Tabitha was a Christian leader in the city of Joppa in the first century. She was an active individual, yet she was not doing anything out of the ordinary. She was probably a bit wealthier than the other widows, and she has made for them tunics and embroidered outer garments for them with her kindness and her art. She was a small, yet an important piece, of the risen body of Christ in the world. And she was given a little more time on earth so that she could keep being herself and doing what she was doing.
Tapping into the energy of Christ means tapping into God. The sentence “The Father and I are one” that the Gospel of John places on the lips of Jesus is not simply the description of a state of affairs. It does not simply inform us that Jesus is divine. Rather, it is an operative description. It means that when Jesus acts, God happens. When healing happens, God flows. Reading Acts, and overcoming the shame that we may derive from making a direct comparison between us and them, we become aware that God is an event much more than a person. Page after page, the book of Acts shows that the power of God flows through the Apostles and, by implication, their successors (that is, us) just as it flowed through Jesus before his death.
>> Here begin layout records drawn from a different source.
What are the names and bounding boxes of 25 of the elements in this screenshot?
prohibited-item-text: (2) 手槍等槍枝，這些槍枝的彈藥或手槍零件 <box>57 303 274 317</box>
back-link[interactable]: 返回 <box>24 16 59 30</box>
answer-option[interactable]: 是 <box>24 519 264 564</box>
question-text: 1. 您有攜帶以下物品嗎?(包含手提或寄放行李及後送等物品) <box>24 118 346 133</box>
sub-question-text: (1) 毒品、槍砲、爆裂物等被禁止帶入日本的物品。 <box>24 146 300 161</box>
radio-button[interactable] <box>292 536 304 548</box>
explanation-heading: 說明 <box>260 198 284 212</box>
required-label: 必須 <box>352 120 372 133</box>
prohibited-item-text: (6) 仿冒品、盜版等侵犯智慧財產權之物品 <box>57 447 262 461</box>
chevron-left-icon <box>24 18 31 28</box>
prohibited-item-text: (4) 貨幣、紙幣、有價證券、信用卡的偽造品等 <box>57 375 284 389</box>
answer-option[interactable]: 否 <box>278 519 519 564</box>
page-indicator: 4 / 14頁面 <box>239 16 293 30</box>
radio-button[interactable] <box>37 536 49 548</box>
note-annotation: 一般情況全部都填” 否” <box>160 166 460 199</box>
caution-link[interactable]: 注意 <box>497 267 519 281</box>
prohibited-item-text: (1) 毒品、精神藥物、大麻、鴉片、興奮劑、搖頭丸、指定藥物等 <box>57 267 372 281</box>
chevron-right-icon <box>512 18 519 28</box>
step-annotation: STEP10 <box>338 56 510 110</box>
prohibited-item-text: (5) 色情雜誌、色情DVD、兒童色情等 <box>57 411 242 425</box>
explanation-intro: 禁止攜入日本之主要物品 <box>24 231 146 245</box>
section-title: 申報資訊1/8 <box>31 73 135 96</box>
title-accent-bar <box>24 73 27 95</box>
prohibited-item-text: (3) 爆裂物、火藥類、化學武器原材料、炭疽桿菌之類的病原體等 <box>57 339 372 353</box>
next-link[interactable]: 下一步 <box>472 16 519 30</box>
Christ has died! It was a true and real death, as Jesus did not came back to his previous life. Christ is risen! Jesus is now projected beyond this life, into the eternity of God, and yet his risen power is here with us for ever. The healing power that he shared so generously during his life is alive and strong through the lives of the faithful Peters and Tabithas of all ages. Christ will come again! Which is to say that there will be a time when all things will come into their perfection, integration, and peace. When all tears will be wiped away. We are part of this glorious story and this glorious hope. And we can find rest in this story and this hope, especially when we need the energy to fight the good fight and resist the forces of hate and war. AMEN.